Demás está que indique al lector que jamás se llevó a cabo tan disparatado lance y que el bibliotecario Rodríguez cobró tal fama en Colombia, que aun muchos años después se le recordaba por su gentil propuesta. Sinembargo la sangre hermana corrió a raudales el 9 de enero de 1813, en que los bogotanos derrotaron a Baraya en reñida y ajustadísima lid, que las crónicas mencionan como milagrosa, puesto que habiéndose sacado días antes, de la Iglesia de San Agustín, la imagen de Jesús Nazareno, Nariño le atribuyó el triunfo, condecorándola con una placa de plata dorada, de forma circular, grabada en su interior con la fecha del combate y otorgándole el grado de “Generalísima de los ejércitos…”
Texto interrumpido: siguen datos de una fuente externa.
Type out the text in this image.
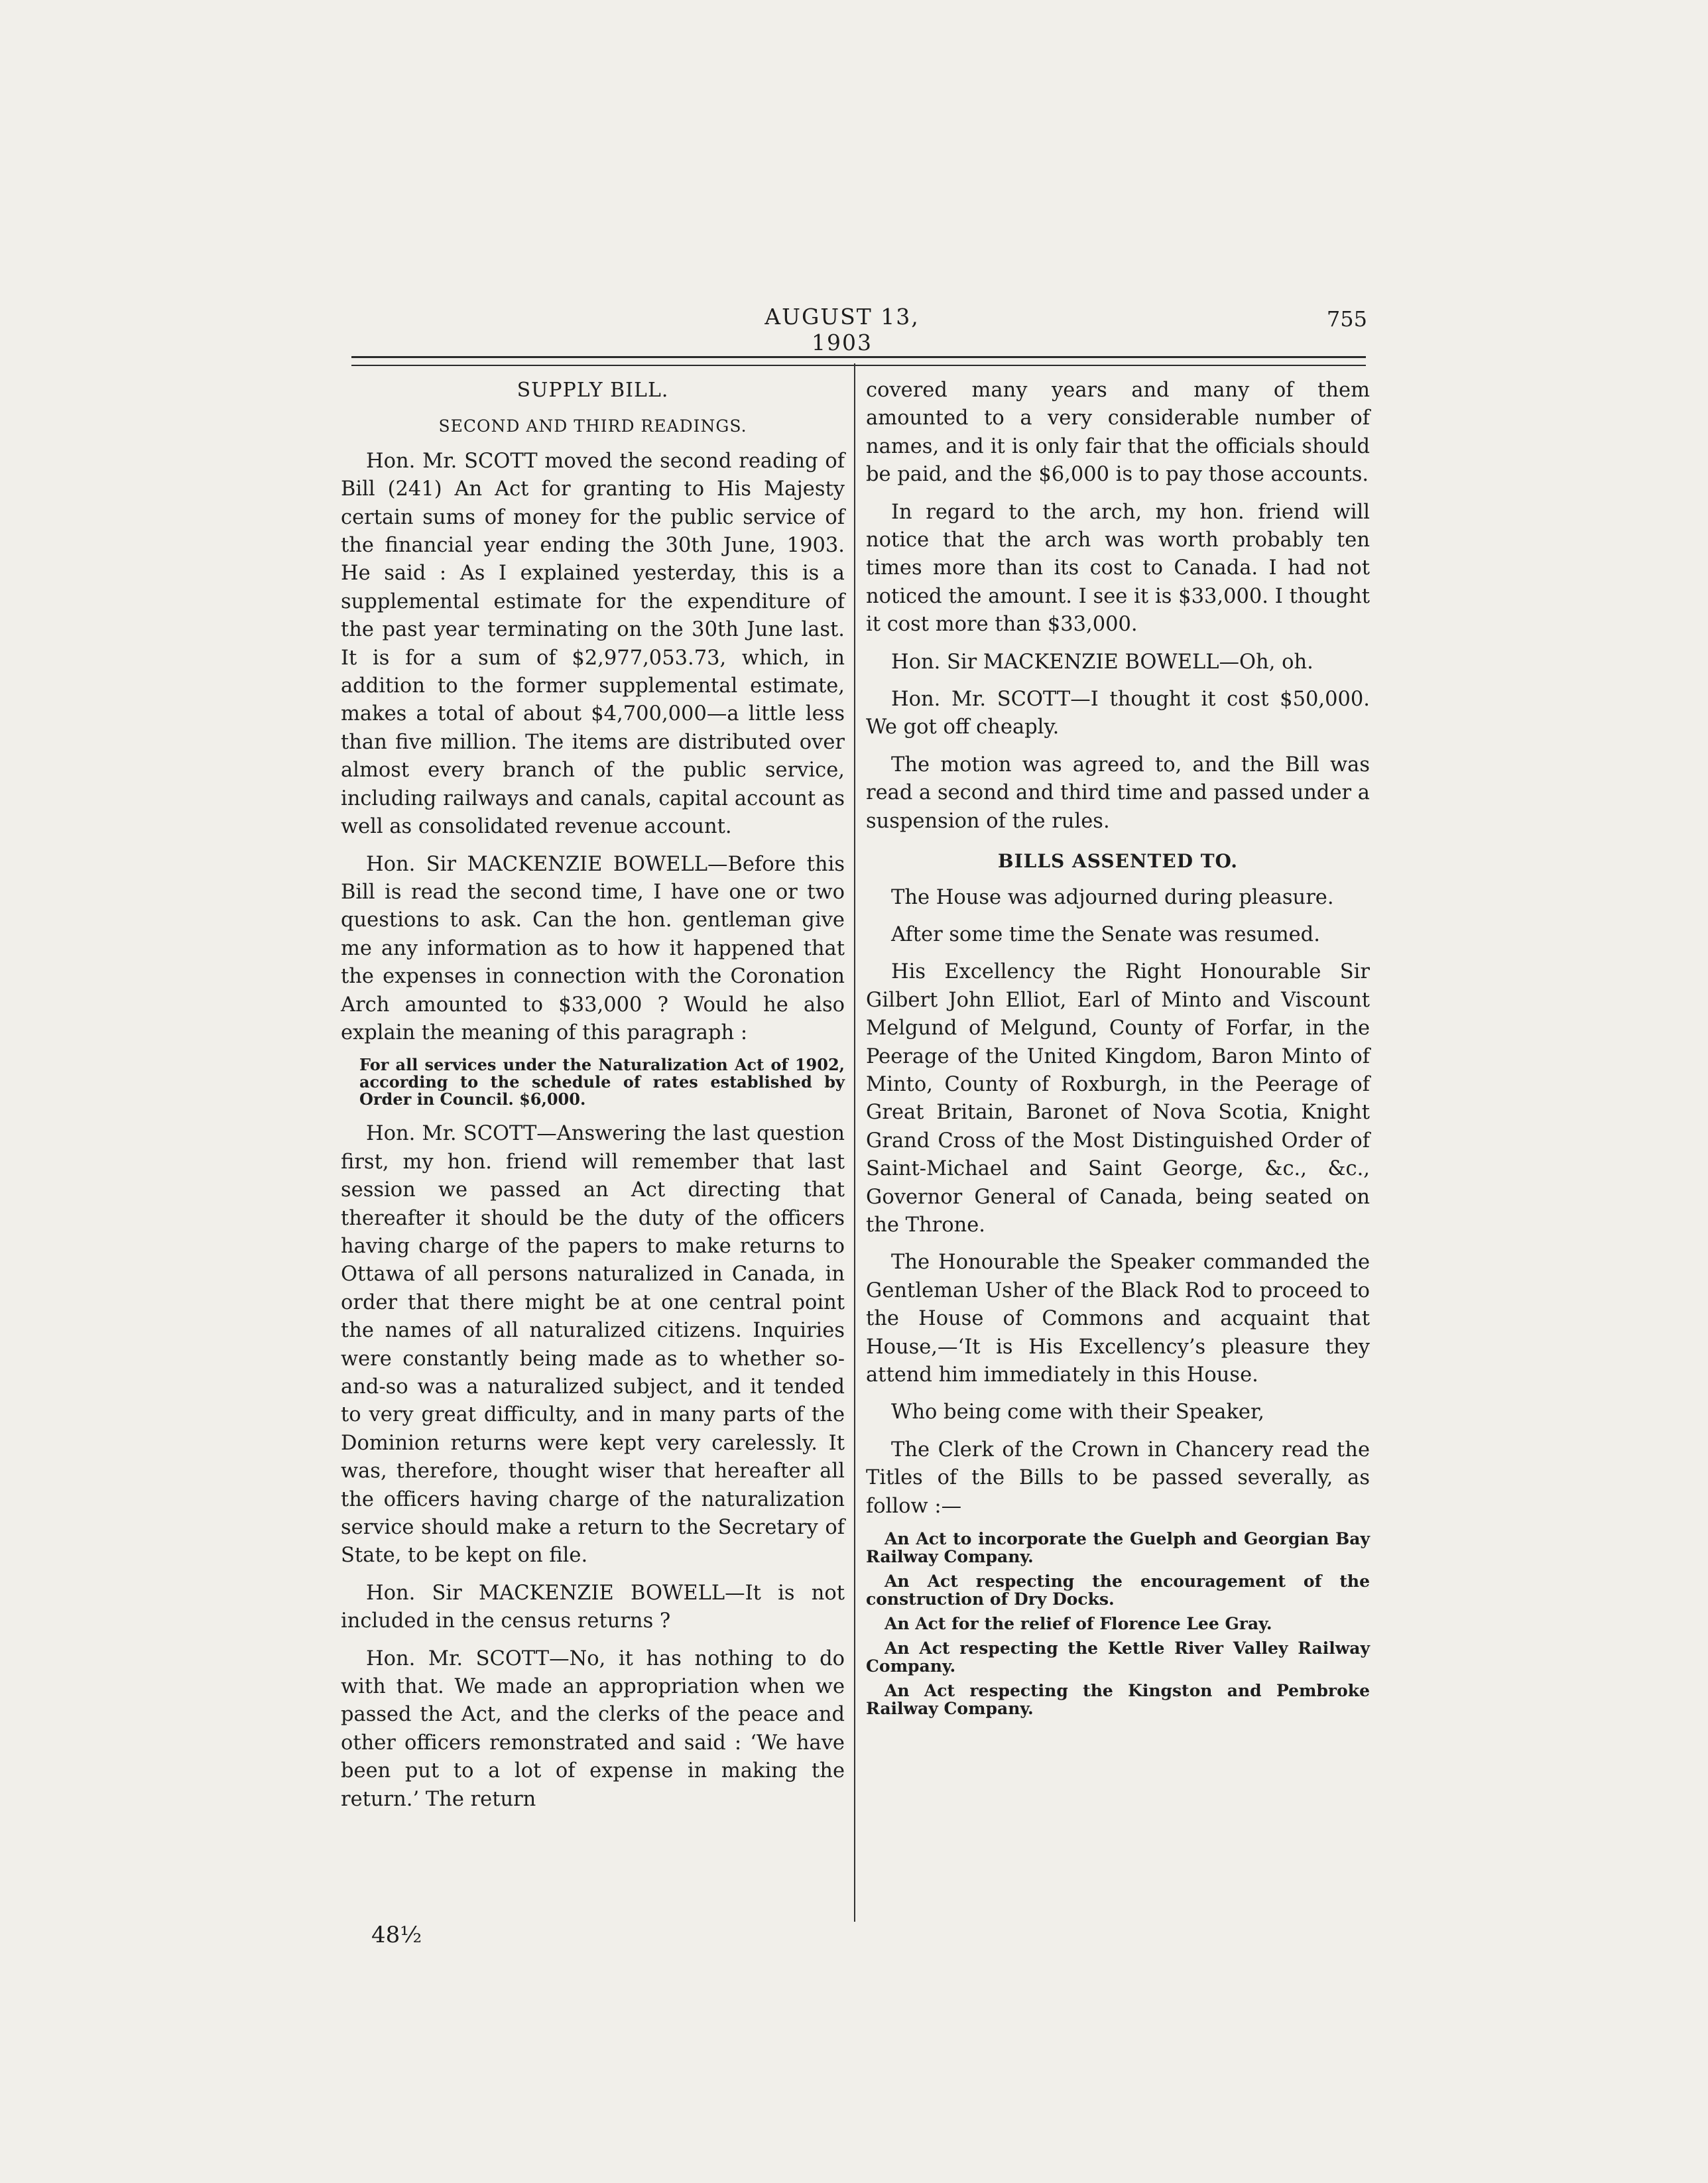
AUGUST 13, 1903
755
SUPPLY BILL.
SECOND AND THIRD READINGS.

Hon. Mr. SCOTT moved the second reading of Bill (241) An Act for granting to His Majesty certain sums of money for the public service of the financial year ending the 30th June, 1903. He said : As I explained yesterday, this is a supplemental estimate for the expenditure of the past year terminating on the 30th June last. It is for a sum of $2,977,053.73, which, in addition to the former supplemental estimate, makes a total of about $4,700,000—a little less than five million. The items are distributed over almost every branch of the public service, including railways and canals, capital account as well as consolidated revenue account.

Hon. Sir MACKENZIE BOWELL—Before this Bill is read the second time, I have one or two questions to ask. Can the hon. gentleman give me any information as to how it happened that the expenses in connection with the Coronation Arch amounted to $33,000 ? Would he also explain the meaning of this paragraph :

For all services under the Naturalization Act of 1902, according to the schedule of rates established by Order in Council. $6,000.

Hon. Mr. SCOTT—Answering the last question first, my hon. friend will remember that last session we passed an Act directing that thereafter it should be the duty of the officers having charge of the papers to make returns to Ottawa of all persons naturalized in Canada, in order that there might be at one central point the names of all naturalized citizens. Inquiries were constantly being made as to whether so-and-so was a naturalized subject, and it tended to very great difficulty, and in many parts of the Dominion returns were kept very carelessly. It was, therefore, thought wiser that hereafter all the officers having charge of the naturalization service should make a return to the Secretary of State, to be kept on file.

Hon. Sir MACKENZIE BOWELL—It is not included in the census returns ?

Hon. Mr. SCOTT—No, it has nothing to do with that. We made an appropriation when we passed the Act, and the clerks of the peace and other officers remonstrated and said : ‘We have been put to a lot of expense in making the return.’ The return

covered many years and many of them amounted to a very considerable number of names, and it is only fair that the officials should be paid, and the $6,000 is to pay those accounts.

In regard to the arch, my hon. friend will notice that the arch was worth probably ten times more than its cost to Canada. I had not noticed the amount. I see it is $33,000. I thought it cost more than $33,000.

Hon. Sir MACKENZIE BOWELL—Oh, oh.

Hon. Mr. SCOTT—I thought it cost $50,000. We got off cheaply.

The motion was agreed to, and the Bill was read a second and third time and passed under a suspension of the rules.

BILLS ASSENTED TO.

The House was adjourned during pleasure.

After some time the Senate was resumed.

His Excellency the Right Honourable Sir Gilbert John Elliot, Earl of Minto and Viscount Melgund of Melgund, County of Forfar, in the Peerage of the United Kingdom, Baron Minto of Minto, County of Roxburgh, in the Peerage of Great Britain, Baronet of Nova Scotia, Knight Grand Cross of the Most Distinguished Order of Saint-Michael and Saint George, &c., &c., Governor General of Canada, being seated on the Throne.

The Honourable the Speaker commanded the Gentleman Usher of the Black Rod to proceed to the House of Commons and acquaint that House,—‘It is His Excellency’s pleasure they attend him immediately in this House.

Who being come with their Speaker,

The Clerk of the Crown in Chancery read the Titles of the Bills to be passed severally, as follow :—

An Act to incorporate the Guelph and Georgian Bay Railway Company.
An Act respecting the encouragement of the construction of Dry Docks.
An Act for the relief of Florence Lee Gray.
An Act respecting the Kettle River Valley Railway Company.
An Act respecting the Kingston and Pembroke Railway Company.
48½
Pero no se vaya a creer que todo era pueril en aquellos tiempos, que también tuvieron mucho de heroicos como cuando Nariño supo de una conspiración para su muerte y a pesar de ello le concedió la entrevista que había pedido el asesino. Una vez frente a frente, empezó a cerrar puertas y ventanas y le entregó las llaves. El asesino preguntó a qué se debía tal rareza y Nariño le expuso su pecho, asegurándole que había cerrado todo para facilitarle la fuga, pues no deseaba que sufriera daño alguno a causa suya. Tan elevada frase conmovió al criminal que le entregó el arma y entonces ambos se sentaron amigablemente a discutir los problemasde la Patria.
Los miembros de la Junta Soberana de Gobierno de Quito acostumbraban antes de entrar a resolver los problemas de la Patria, santiguarse muchas veces y cantar todos de pie el himno “Veni creator Spiritus”; luego, a cada rato salían a los pasillos a contestar recados y no faltaban las suculentas jícoras de plata con rebosante, espeso y sabroso chocolate en leche que consumían en grandes cantidades, para volver al tema de Fernando VII y si debía venir a habitar en Quito o reinar en santas paces en Madrid.
Al sello real se le tenía por la representación física del monarca reinante y usábase para timbrar el papel, habilitar los folios y otros menesteres. Algunos opinaron que debía ser guardado en una cajita de madera fina con terciopelo por dentro y otros que si estaría mejor en poder del tesorero de la Audiencia y así pasaban el tiempo en ridículas porfías.